OK on page 10025 it talks about the above “test.”
Now if I’m not mistaken that is exactly what Barack Obama’s boy Tim Geithner wants to do. The same thing as he called it a “STRESS TEST’ of performance.
OK so what I am trying to tell you is that everything that the Socialist (Democratic) Party has done in the past has been a huge failure as far as jump starting the economy. This time will be no different.
But here is the big difference between Barack Obama and Bill Clinton:
Bill Clinton’s mandate gambled with investor’s money and the public’s savings (401K and IRAs) and lost.
Barack Obama’s mandate is gambling with all of the countries Tax Payer Dollars for generations to come in the future and will lose again. A much much greater amount of people’s lives are at stake here and in these numbers a Tax Payer Revolt is not out of the realm of reality.

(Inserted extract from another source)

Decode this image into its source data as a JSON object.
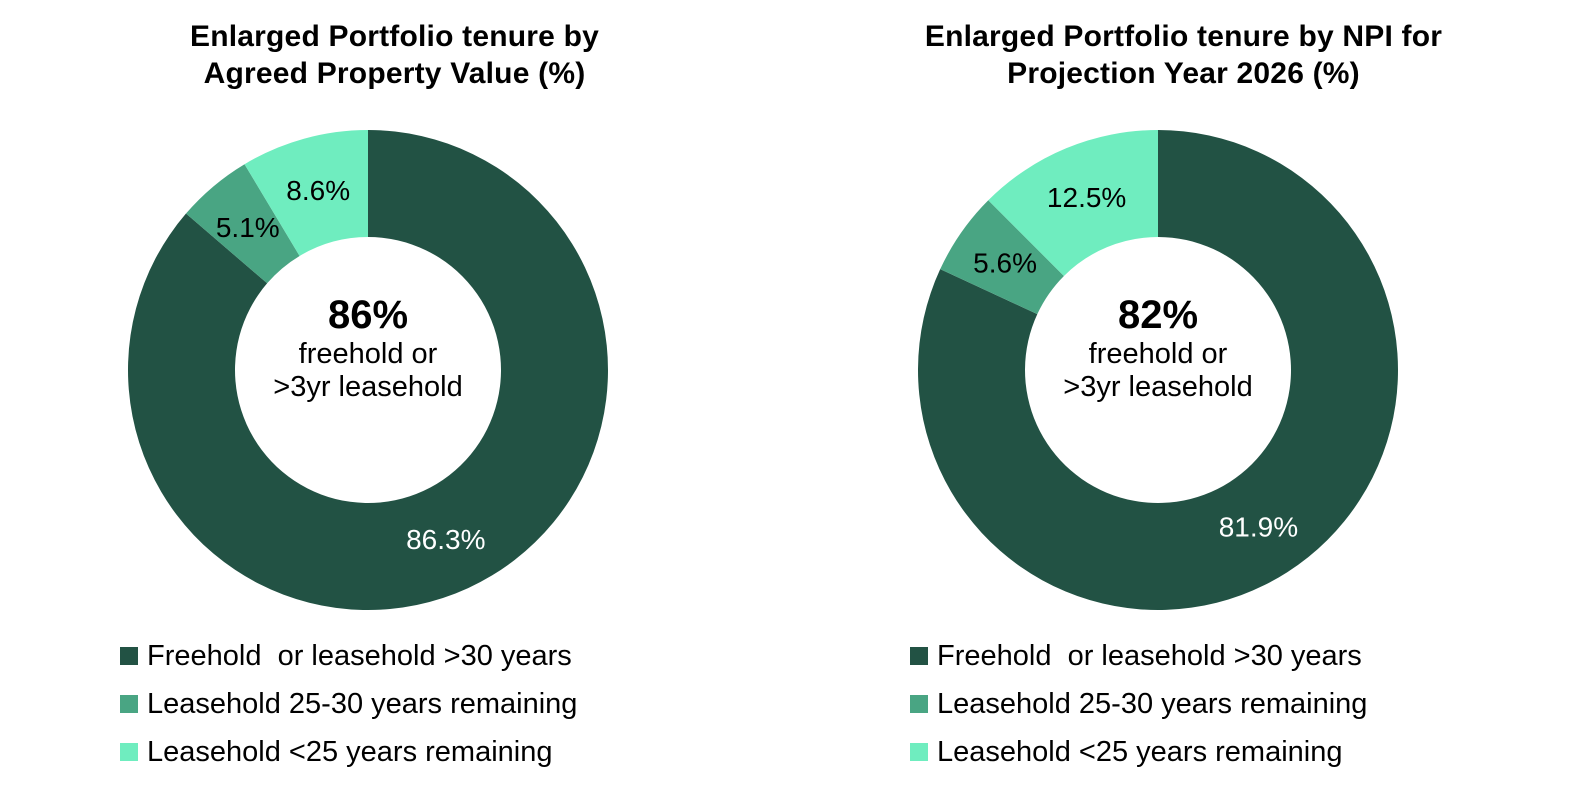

And one final thing. A am just as upset with George W. Bush to have even offered a TARP program to begin with. It just gave the Socialist (Democratic) party an excuse to make business and individuals highly dependent on the Federal Government to survive when they gained power by creating a “Land of Entitlement.” out of the United States of America.
I will be best to say that I know you never even read all 1000 plus pages of that “Spendulas” package as I know you did not have the time as did none of the other people that voted for it.
Senator Boxer I can only hope that you sleep well at night not understanding what you voted for in this “Spendulas” package that Barack Obama and the Socialist (Democratic) party rammed down the throat of the citizens of the United States.
Thanks you,
ST
P.S.
I have been writing to Senator John Mc Cain about this as I do not have any representation what so ever in the State of California.